LOGAN — In an emotional hearing, a Logan man was sentenced to prison for crimes deemed dangerous to society on Monday.
Erasmo Garcia was sentenced to indeterminate terms of zero to five years in the Utah State Prison for third-degree felony theft and third-degree felony failure to stop or respond at the command of police.
He was sentenced to 364 days in prison for each of four class-A misdemeanor charges, as well as 60 days in prison for a class-B misdemeanor. All sentences were ordered to run concurrently with 60 days credit given for time served.

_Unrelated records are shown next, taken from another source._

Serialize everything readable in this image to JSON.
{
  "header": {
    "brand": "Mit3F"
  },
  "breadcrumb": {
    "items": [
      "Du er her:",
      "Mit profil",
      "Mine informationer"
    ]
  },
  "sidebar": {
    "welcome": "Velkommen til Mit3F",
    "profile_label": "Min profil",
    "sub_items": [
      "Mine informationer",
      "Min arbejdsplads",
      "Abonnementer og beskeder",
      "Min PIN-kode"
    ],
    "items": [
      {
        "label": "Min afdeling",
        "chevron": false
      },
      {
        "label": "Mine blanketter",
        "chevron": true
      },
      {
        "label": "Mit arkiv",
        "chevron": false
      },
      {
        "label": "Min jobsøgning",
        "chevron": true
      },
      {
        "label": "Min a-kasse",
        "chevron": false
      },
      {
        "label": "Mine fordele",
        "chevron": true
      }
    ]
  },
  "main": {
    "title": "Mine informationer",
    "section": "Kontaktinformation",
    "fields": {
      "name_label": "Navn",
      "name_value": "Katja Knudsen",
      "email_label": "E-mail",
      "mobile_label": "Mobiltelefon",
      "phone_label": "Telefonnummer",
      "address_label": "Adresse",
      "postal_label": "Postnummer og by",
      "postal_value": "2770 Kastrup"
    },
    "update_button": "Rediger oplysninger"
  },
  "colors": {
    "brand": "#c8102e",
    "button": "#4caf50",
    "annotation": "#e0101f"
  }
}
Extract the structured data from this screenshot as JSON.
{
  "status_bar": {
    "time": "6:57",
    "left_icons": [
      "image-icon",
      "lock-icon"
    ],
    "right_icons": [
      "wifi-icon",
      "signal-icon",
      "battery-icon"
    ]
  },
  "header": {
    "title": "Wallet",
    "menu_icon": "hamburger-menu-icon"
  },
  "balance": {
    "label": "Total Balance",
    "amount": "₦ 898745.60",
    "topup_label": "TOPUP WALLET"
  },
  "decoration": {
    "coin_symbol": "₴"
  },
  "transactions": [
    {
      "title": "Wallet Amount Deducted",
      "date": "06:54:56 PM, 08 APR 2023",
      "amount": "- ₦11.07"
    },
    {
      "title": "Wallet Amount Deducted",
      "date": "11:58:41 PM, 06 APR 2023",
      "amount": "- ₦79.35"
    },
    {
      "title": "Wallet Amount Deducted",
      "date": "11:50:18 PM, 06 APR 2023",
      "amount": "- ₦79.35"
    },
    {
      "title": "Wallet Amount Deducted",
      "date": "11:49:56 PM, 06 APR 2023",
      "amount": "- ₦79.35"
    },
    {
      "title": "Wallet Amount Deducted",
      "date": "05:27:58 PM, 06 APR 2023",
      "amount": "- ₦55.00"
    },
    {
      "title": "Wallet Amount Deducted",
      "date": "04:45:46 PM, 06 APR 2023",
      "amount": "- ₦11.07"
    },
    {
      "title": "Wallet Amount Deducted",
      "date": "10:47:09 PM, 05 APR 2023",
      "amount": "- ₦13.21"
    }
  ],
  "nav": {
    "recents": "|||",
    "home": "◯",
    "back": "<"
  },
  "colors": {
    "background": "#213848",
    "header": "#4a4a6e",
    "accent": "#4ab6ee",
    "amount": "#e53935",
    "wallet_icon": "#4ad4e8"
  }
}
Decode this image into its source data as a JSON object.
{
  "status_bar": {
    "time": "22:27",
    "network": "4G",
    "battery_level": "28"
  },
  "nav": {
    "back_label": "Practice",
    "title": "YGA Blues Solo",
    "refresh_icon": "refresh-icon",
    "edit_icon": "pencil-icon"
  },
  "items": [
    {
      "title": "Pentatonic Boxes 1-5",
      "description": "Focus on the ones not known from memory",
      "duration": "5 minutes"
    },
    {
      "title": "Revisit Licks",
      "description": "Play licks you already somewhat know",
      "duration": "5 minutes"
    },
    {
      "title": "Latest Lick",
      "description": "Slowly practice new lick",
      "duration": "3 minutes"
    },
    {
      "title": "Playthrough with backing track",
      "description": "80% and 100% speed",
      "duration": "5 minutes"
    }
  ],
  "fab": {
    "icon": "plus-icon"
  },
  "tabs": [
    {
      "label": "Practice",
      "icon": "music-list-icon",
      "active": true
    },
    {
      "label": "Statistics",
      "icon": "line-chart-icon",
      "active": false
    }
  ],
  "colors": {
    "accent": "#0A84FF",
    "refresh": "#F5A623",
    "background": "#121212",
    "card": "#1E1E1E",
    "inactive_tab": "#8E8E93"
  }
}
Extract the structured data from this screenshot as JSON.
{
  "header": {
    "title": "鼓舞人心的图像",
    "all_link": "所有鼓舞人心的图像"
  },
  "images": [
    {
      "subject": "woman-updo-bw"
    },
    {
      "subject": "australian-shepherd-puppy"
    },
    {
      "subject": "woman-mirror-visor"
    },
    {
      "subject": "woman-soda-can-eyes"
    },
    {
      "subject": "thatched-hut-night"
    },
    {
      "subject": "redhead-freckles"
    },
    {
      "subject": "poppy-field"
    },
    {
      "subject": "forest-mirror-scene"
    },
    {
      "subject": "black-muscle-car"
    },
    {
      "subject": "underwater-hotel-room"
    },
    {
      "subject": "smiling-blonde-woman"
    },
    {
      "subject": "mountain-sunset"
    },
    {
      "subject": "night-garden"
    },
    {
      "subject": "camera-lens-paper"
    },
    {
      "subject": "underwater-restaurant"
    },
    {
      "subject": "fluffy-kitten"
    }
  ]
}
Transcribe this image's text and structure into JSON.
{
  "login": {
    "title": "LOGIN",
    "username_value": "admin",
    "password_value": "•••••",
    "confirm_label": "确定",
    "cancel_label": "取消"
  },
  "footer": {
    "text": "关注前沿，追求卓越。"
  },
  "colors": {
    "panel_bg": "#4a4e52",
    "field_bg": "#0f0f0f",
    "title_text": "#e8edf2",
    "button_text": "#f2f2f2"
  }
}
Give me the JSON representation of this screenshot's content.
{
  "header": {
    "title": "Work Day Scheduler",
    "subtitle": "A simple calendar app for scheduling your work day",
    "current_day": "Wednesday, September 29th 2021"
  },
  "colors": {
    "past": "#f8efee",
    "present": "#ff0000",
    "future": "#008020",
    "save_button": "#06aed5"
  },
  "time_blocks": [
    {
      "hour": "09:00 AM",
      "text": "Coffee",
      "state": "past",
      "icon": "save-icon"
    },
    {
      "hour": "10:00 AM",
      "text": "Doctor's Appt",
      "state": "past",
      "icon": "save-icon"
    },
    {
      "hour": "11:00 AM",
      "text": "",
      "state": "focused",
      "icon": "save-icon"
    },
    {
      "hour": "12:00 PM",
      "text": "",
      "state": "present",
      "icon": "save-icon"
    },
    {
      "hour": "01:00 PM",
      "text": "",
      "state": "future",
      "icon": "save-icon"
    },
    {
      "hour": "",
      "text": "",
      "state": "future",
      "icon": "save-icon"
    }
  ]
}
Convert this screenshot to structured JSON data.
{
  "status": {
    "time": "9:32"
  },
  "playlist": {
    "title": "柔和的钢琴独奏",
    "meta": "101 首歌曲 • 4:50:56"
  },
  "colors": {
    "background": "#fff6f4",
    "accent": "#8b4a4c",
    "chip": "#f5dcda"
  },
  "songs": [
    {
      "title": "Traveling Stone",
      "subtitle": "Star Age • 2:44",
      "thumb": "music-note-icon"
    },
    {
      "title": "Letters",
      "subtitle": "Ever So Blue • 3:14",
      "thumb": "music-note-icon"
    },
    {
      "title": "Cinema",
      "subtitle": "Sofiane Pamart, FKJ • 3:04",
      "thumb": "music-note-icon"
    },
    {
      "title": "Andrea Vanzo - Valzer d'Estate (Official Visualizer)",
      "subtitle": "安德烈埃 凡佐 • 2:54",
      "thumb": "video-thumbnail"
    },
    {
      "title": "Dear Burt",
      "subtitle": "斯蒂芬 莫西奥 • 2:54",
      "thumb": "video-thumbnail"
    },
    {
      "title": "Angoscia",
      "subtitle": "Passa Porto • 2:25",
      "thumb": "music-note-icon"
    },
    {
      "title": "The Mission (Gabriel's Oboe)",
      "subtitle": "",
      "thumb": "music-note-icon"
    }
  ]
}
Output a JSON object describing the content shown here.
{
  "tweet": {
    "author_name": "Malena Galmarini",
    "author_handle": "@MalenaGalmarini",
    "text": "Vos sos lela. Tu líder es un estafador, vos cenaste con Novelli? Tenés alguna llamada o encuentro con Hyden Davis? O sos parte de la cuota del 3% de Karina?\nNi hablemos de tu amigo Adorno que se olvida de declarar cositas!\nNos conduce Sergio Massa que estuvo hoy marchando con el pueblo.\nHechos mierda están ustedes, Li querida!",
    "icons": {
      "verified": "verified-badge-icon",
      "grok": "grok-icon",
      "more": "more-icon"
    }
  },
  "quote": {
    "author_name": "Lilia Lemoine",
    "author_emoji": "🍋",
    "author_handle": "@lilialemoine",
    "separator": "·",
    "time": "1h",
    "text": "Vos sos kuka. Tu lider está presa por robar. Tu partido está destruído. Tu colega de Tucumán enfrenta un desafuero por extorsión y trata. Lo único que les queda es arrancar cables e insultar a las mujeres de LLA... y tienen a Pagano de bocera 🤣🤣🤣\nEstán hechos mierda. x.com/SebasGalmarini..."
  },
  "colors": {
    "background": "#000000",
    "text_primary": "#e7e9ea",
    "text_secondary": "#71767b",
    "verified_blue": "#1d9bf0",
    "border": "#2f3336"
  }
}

Defense attorney Bryan Galloway said Garcia wrote four apology letters to victims — one of the letters was addressed to law enforcement. Galloway told the court Garcia knows he has a problem with controlled substances and that there is more to Garcia as a person than his criminal history.
Garcia’s foster mother addressed the court prior to sentencing. She said Garcia came to live in her home around the age of 18 months. She said though Garcia ultimately went back to live with his father, she was still allowed to play a role in his life.
She said Garcia’s behavior is the result of continued interaction with drugs. Though she recognized the severity of the crimes, she told the court she wanted to support him.
“He has a really good heart,” she said. “I love him as though he is my own.”
Cache County prosecutor Griffin Hazard said this was the second time prison was recommended for Garcia by Adult Probation and Parole. He said Garcia had been given numerous opportunities and repeatedly shown that he was a danger to society.
“The state believes that prison,” Hazard said, “is the appropriate sentence.”
Garcia read a tearful statement to the court where he described his behavior as “a long and desperate cry for help.”
Judge Angela Fonnesbeck told the court she believed there are few people beyond the point of redemption and acknowledged that Garcia had redeemable qualities. However, despite opportunities, he continued to make poor decisions up to the day of his arrest.
“You created victims in our community,” Fonnesbeck said.